Parliamentary question by Maurizio Turco (TDI) to the Commission and reply given by Mr Patten on behalf of the Commission

Parliamentary questions
by Maurizio Turco (TDI) to the Commission
(24 September 2001)

Subject: Collaboration between the UNDCP and the European Commission

The collaboration between the UNDCP, the European Commission and the International Criminal Police Organisation (ICPO-Interpol) in south-eastern Europe (Bulgaria, the former Yugoslav Republic of Macedonia and Romania) was officially launched in February 1999. According to the United Nations Office for Drug Control and Crime Prevention, "the UNDCP-PHARE programme, which is also funded by Luxembourg and the United Kingdom, focuses on strengthening land, sea and airport border controls by training law enforcement personnel and supplying drug detection equipment. Activities include the development of intelligence gathering, analysis and criminal investigation systems and increased controlled deliveries across borders. (...) The success of this UNDCP-EC partnership is further evidenced in the way in which the EC has replicated key components of the programme in other planned activities in central Europe, Belarus, Ukraine, the Republic of Moldova and the southern Caucasus." (Source:

On what basis and with what responsibilities is the Commission financing "intelligence gathering" and "controlled deliveries" activities?

Is Europol involved in this programme?

When, on what basis and under what terms was it decided to take part in such activities in central Europe, Belarus, Ukraine, the Republic of Moldova and the southern Caucasus? Is the Commission involved in similar forms of collaboration in other parts of the world?

Reply given by Mr Patten
on behalf of the Commission
(26 October 2001)

The PHARE and Tacis regulations stipulate that Community aid may be used to finance projects in the field of Justice and Home Affairs, which includes the fight against drug trafficking, among other activities. The Lomé and Cotonou Conventions, for their part, lay down that European Development Fund resources can be used to finance projects to combat drug trafficking.
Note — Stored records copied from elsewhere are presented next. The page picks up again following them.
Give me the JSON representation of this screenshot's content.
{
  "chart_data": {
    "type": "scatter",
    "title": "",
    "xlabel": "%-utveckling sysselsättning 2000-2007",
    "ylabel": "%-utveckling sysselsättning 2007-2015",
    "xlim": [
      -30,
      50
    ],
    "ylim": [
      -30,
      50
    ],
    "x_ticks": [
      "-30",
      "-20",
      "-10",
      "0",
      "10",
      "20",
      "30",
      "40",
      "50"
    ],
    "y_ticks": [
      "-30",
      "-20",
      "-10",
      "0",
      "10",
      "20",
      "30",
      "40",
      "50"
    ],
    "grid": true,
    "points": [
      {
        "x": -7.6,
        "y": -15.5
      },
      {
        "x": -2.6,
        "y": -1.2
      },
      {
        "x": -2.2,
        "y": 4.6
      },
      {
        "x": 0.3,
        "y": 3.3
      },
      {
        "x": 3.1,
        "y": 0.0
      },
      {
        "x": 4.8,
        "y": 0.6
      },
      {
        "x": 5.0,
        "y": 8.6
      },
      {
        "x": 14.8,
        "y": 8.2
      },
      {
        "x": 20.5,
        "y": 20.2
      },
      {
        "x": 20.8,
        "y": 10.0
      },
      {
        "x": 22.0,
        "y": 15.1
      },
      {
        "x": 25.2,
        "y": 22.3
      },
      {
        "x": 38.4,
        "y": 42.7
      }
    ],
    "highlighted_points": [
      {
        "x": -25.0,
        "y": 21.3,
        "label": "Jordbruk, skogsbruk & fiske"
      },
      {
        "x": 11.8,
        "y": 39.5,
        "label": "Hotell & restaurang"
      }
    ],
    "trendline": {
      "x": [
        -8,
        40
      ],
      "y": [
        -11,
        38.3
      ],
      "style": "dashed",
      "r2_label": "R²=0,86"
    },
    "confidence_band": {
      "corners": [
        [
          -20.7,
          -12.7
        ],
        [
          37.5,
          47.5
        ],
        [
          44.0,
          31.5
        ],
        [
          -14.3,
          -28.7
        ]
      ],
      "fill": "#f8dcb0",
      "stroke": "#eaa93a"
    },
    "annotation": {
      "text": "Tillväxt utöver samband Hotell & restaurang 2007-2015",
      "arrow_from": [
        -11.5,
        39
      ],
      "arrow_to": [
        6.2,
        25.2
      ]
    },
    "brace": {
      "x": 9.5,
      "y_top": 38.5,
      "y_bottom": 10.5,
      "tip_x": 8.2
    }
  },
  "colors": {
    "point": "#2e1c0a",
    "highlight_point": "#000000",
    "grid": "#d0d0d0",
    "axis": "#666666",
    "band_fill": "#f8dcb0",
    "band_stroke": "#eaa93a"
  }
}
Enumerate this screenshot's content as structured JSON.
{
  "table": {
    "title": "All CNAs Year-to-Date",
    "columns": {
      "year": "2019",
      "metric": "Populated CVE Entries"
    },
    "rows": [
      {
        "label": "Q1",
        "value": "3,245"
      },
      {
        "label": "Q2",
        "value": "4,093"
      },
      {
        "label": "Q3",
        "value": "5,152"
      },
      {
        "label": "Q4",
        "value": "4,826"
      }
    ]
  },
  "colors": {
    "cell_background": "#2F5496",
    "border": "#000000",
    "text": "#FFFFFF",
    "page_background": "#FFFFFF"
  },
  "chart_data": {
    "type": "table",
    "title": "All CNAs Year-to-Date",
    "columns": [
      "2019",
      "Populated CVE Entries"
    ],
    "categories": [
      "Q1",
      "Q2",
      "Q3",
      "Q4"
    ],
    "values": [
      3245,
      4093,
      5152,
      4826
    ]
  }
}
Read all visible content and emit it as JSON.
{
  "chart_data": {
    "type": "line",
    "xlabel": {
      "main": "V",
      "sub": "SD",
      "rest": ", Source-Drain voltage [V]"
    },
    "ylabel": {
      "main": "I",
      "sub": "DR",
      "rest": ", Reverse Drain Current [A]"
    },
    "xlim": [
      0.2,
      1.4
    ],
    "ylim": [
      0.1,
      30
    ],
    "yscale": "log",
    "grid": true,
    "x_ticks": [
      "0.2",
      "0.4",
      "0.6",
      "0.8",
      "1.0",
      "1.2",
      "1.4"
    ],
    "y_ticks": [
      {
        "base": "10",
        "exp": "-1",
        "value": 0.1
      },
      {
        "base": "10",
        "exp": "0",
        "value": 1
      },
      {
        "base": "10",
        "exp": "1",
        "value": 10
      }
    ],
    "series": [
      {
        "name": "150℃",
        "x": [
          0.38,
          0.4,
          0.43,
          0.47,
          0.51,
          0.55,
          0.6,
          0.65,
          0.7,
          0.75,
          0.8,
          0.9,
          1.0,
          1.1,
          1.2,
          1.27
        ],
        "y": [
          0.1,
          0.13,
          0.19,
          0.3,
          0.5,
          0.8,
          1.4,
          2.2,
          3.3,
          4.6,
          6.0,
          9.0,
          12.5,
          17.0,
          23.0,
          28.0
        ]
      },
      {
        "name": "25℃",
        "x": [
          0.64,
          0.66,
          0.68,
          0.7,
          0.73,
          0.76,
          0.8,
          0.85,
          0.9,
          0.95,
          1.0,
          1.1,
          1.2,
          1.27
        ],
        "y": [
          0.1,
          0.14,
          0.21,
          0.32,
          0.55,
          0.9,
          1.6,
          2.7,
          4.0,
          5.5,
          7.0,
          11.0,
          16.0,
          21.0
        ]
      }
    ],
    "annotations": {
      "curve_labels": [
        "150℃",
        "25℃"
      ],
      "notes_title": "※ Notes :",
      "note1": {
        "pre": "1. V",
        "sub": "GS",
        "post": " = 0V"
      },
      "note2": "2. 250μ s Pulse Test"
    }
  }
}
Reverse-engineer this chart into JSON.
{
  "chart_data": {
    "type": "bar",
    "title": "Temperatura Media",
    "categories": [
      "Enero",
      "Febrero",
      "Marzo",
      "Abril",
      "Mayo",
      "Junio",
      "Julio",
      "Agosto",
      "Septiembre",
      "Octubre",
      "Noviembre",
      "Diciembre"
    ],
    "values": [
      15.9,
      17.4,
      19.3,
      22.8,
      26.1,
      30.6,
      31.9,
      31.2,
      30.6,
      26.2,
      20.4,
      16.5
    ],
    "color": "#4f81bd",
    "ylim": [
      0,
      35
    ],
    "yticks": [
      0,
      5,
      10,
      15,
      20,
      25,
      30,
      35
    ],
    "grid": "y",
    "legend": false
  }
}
In this context, the Commission has appraised programmes whose aims include the creation and/or strengthening of Joint Central Units which bring together representatives of the various departments involved in the fight against drug trafficking. One of the purposes of these Central Units is to assemble and analyse information gathered by the departments concerned.

This element can be found in five programmes:

(a) the Balkans programme, which covers Bulgaria, Romania and the Former Yugoslav Republic of Macedonia (FYROM);
(b) the maritime cooperation programme which provides training for National Joint Headquarters staff in 12 Caribbean states belonging to the Africa, Caribbean and Pacific (ACP) group;
(c) and (d) the SCAD (Georgia, Armenia and Azerbaijan) and BUMAD (Belarus, Ukraine and Moldova) programmes, which are currently in their start-up phase, and include plans for training projects and assistance with access to the Interpol system;
(e) within the framework of the 2000 PHARE Multi-Beneficiary Drugs Programme, the PHARE Regional Drug Law Enforcement Project will address the issue of "information gathering" and "controlled deliveries" in 10 Central and Eastern European candidate countries (CEECs).

Controlled deliveries are an investigative technique, and as such form part of the Community acquis. They figure in both the Balkan Programme and the future PHARE Regional Drug Law Enforcement Project.

Europol has been informed of the existence of these Community programmes, but its mandate does not allow it to play an active part in them.